Holstein Kiel steht in der Relegation zur Bundesliga. Das ist für ein ganzes Bundesland etwas ganz Besonderes und gar nicht mit Fakten und Zahlen zu erklären.
Nicht, dass ich damals etwas vermisst hätte. Doch wäre ich gerne noch einmal Kind, mit dem Wissen, dass nun ein Verein aus meinem Bundesland, unweit und ohne lange Autofahrt entfernt, auf der großen Bühne des deutschen Profifußballs spielt. Auf dem Bolzer selber Trikots der Spieler tragen, die man am Wochenende im Stadion live gesehen hat. Um für Stars wie Marvin Ducksch oder Kingsley Schindler zu schwärmen. Sie regelmäßig bei Trainingseinheiten auf den Schultern des Vaters zu beobachten. Und das Holstein-Stadion zum Wohnzimmer machen. Ein echter Heimatverein in der 1. Bundesliga.
In den letzten zwei Spielzeiten haben die Kieler einen Fußball gespielt, den wir so in Schleswig-Holstein nicht unbedingt kannten. Ganz nach dem Motto „Störche Ahoi!“ hat Markus Anfang hat dem Team einen Spielstil eingeflößt, der wunderbaren Offensivfußball auch für die erste Liga versprechen kann. Seine Kontermaschine erzielte insgesamt 71 Treffer in dieser Saison. Nur die Bayern waren in Liga eins und zwei erfolgreicher. Insgesamt 14 Tore in Spielen gegen Aue, Duisburg und zuletzt gegen Braunschweig hinterließen bei mir die Frage, ob das denn alles real sei. Den bisherigen Höhepunkt, worauf die gesamte Saison hinausgearbeitet und gefiebert wurde, stellte der 33. Spieltag dar. Kein Spieltag der 2. Bundesliga wurde von Schleswig-Holsteinern wohl jemals mit so einer großen Spannung erwartet. 3600 nach Düsseldorf mitgereiste Kiel-Fans rasteten beim Treffer von Ducksch zum 1:1, der die Relegation bedeutete, völlig aus.
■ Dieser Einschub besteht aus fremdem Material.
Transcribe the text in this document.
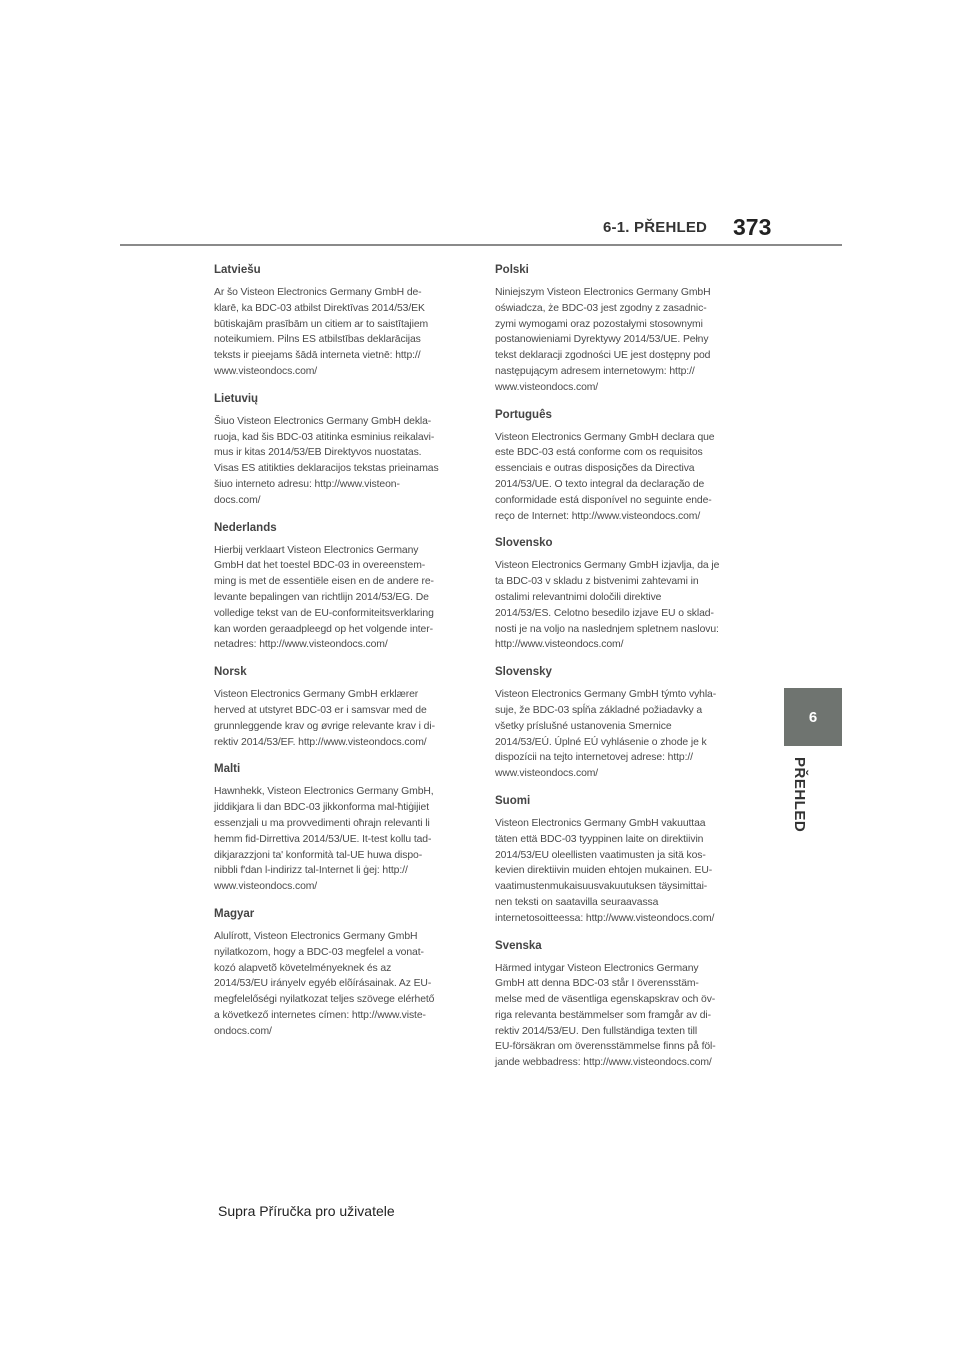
6-1. PŘEHLED 373
6
PŘEHLED
Latviešu

Ar šo Visteon Electronics Germany GmbH de-
klarē, ka BDC-03 atbilst Direktīvas 2014/53/EK
būtiskajām prasībām un citiem ar to saistītajiem
noteikumiem. Pilns ES atbilstības deklarācijas
teksts ir pieejams šādā interneta vietnē: http://
www.visteondocs.com/

Lietuvių

Šiuo Visteon Electronics Germany GmbH dekla-
ruoja, kad šis BDC-03 atitinka esminius reikalavi-
mus ir kitas 2014/53/EB Direktyvos nuostatas.
Visas ES atitikties deklaracijos tekstas prieinamas
šiuo interneto adresu: http://www.visteon-
docs.com/

Nederlands

Hierbij verklaart Visteon Electronics Germany
GmbH dat het toestel BDC-03 in overeenstem-
ming is met de essentiële eisen en de andere re-
levante bepalingen van richtlijn 2014/53/EG. De
volledige tekst van de EU-conformiteitsverklaring
kan worden geraadpleegd op het volgende inter-
netadres: http://www.visteondocs.com/

Norsk

Visteon Electronics Germany GmbH erklærer
herved at utstyret BDC-03 er i samsvar med de
grunnleggende krav og øvrige relevante krav i di-
rektiv 2014/53/EF. http://www.visteondocs.com/

Malti

Hawnhekk, Visteon Electronics Germany GmbH,
jiddikjara li dan BDC-03 jikkonforma mal-ħtiġijiet
essenzjali u ma provvedimenti oħrajn relevanti li
hemm fid-Dirrettiva 2014/53/UE. It-test kollu tad-
dikjarazzjoni ta' konformità tal-UE huwa dispo-
nibbli f'dan l-indirizz tal-Internet li ġej: http://
www.visteondocs.com/

Magyar

Alulírott, Visteon Electronics Germany GmbH
nyilatkozom, hogy a BDC-03 megfelel a vonat-
kozó alapvetõ követelményeknek és az
2014/53/EU irányelv egyéb elõírásainak. Az EU-
megfelelőségi nyilatkozat teljes szövege elérhető
a következő internetes címen: http://www.viste-
ondocs.com/

Polski

Niniejszym Visteon Electronics Germany GmbH
oświadcza, że BDC-03 jest zgodny z zasadnic-
zymi wymogami oraz pozostałymi stosownymi
postanowieniami Dyrektywy 2014/53/UE. Pełny
tekst deklaracji zgodności UE jest dostępny pod
następującym adresem internetowym: http://
www.visteondocs.com/

Português

Visteon Electronics Germany GmbH declara que
este BDC-03 está conforme com os requisitos
essenciais e outras disposições da Directiva
2014/53/UE. O texto integral da declaração de
conformidade está disponível no seguinte ende-
reço de Internet: http://www.visteondocs.com/

Slovensko

Visteon Electronics Germany GmbH izjavlja, da je
ta BDC-03 v skladu z bistvenimi zahtevami in
ostalimi relevantnimi določili direktive
2014/53/ES. Celotno besedilo izjave EU o sklad-
nosti je na voljo na naslednjem spletnem naslovu:
http://www.visteondocs.com/

Slovensky

Visteon Electronics Germany GmbH týmto vyhla-
suje, že BDC-03 spĺňa základné požiadavky a
všetky príslušné ustanovenia Smernice
2014/53/EÚ. Úplné EÚ vyhlásenie o zhode je k
dispozícii na tejto internetovej adrese: http://
www.visteondocs.com/

Suomi

Visteon Electronics Germany GmbH vakuuttaa
täten että BDC-03 tyyppinen laite on direktiivin
2014/53/EU oleellisten vaatimusten ja sitä kos-
kevien direktiivin muiden ehtojen mukainen. EU-
vaatimustenmukaisuusvakuutuksen täysimittai-
nen teksti on saatavilla seuraavassa
internetosoitteessa: http://www.visteondocs.com/

Svenska

Härmed intygar Visteon Electronics Germany
GmbH att denna BDC-03 står I överensstäm-
melse med de väsentliga egenskapskrav och öv-
riga relevanta bestämmelser som framgår av di-
rektiv 2014/53/EU. Den fullständiga texten till
EU-försäkran om överensstämmelse finns på föl-
jande webbadress: http://www.visteondocs.com/

Supra Příručka pro uživatele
Seit dem Herbstmeistertitel wurde mir zum zweiten, aber deutlich endgültigeren Mal klar, dass „wir“ bald erste Liga spielen könnten.
Ausnahmezustand in Kiel
Lediglich zwei Spiele und ein Gegner trennen ein ganzes Bundesland also von der ersten Spielzeit in der Bundesliga. Für das Relegations-Rückspiel am Montag ist schon Tage zuvor der Ausnahmezustand in Kiel ausgerufen worden. Das geht so weit, dass Geschäftsführer Wolfgang Schwenke persönlich Wasser in der Vorverkaufsschlange für das Relegationsspiel im Holstein-Stadion verteilte. Aber auch wenn den Kielern den Aufstieg nicht gelingen sollte, die Saison hat bei vielen fußballverrückten Schleswig-Holsteinern etwas bewegt. Eine ganze Region blickt in dieser Woche mit großem Stolz und unbekanntem Herzklopfen in ihre Landeshauptstadt. Störche Ahoi!